Russian president Vladimir Putin denounced any military operation against Iran in a meeting last week with Prime Minister Ehud Olmert. Putin told Olmert in the Moscow meeting that foiling Iran's nuclear program could end in disaster for the world. Russian sources attached great importance to the Russian president's first mention of a military option in talks with an Israeli leader.
Olmert also discussed the Iranian nuclear program with Foreign Minister Sergey Lavrov and Russian Defense Minister Sergei Ivanov, in the first meeting in eleven years between an Israeli premier and a Russian defense minister.
During his meeting with Putin, Olmert didn't talk about a military operation, but emphasized that not only the U.S. but also Russia holds responsibility for handling Tehran. Putin recounted that in past talks with U.S. President George W. Bush and his aides, he had discussed how to prevent Iranian acquisition of nuclear arms. Putin asked if the U.S. could conduct a military operation and had a clear plan. He said the Americans didn't answer.
Putin's comments can be interpreted in two ways. One is that the Americans evaded the question, the other is that they didn't answer because they do not have effective military capability or an organized plan to substantially harm the Iranian nuclear program. In any case, Russia rejects an attack on Iranian nuclear facilities. The Putin administration believes that only negotiations will prevent or at least delay Iranian nuclear ambitions.
Olmert asked Putin to join an American-European move to impose severe sanctions on Iran, which he referred to in a press briefing saying, "The Iranians need to be afraid something will happen that they don't want to have happen."
The Prime Minister's Office declined to provide a statement and said they do not comment on the content of the premier's meetings in Moscow.
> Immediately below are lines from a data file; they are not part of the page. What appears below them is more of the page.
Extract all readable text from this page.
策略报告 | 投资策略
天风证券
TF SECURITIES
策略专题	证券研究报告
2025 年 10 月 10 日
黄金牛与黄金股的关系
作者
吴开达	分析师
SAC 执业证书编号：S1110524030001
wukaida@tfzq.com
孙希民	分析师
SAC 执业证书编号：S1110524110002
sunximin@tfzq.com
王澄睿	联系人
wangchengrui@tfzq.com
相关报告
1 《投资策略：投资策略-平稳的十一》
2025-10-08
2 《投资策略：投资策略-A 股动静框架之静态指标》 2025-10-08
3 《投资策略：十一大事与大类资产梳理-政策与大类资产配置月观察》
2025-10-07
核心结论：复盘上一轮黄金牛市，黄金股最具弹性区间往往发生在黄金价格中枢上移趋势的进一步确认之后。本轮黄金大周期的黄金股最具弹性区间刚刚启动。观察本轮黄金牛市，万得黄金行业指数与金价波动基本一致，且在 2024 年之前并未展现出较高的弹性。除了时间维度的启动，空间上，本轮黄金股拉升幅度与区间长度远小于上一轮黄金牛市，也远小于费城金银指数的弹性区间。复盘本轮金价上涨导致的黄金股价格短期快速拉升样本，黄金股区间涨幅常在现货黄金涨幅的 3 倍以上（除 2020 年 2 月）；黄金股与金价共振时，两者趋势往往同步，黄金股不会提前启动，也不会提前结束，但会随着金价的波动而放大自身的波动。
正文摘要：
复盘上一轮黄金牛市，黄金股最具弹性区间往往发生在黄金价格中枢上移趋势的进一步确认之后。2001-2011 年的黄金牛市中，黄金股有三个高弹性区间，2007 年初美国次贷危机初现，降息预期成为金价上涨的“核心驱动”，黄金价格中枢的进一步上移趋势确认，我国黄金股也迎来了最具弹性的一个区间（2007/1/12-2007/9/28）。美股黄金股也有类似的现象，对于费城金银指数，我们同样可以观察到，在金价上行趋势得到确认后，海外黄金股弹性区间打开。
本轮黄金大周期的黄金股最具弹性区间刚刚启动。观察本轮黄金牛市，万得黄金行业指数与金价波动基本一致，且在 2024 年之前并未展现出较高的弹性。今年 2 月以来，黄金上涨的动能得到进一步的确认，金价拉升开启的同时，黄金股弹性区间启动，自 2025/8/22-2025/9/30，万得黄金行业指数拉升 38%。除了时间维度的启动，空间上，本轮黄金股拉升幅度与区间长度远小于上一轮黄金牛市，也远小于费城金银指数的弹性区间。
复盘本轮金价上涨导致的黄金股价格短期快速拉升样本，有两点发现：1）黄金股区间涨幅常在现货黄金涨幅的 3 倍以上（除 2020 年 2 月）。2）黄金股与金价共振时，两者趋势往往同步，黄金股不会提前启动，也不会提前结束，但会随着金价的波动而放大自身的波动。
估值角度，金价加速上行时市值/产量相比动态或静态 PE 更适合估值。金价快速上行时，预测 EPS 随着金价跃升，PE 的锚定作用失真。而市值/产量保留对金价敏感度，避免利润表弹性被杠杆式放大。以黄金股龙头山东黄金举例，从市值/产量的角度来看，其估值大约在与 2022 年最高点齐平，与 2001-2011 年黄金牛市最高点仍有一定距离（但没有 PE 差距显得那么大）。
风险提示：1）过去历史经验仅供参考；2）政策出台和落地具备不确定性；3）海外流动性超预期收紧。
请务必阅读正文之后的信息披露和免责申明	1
Israel hopes that if Iran does not obey international demands and does not stop enriching uranium, Russia will threaten not to complete construction of the Bushehr nuclear reactor and not to supply the uranium needed to fuel it. The Bushehr reactor, slated to generate electricity, is about four years behind schedule in starting operations, a delay Russian and Western sources attribute both to technical problems in the construction of the reactor and to Russian government decisions. Israeli and American experts do not believe Moscow is interested in Iran having nuclear weapons.
The UN Security Council is continuing in its efforts to draft a formula for sanctions that is acceptable to all five permanent members.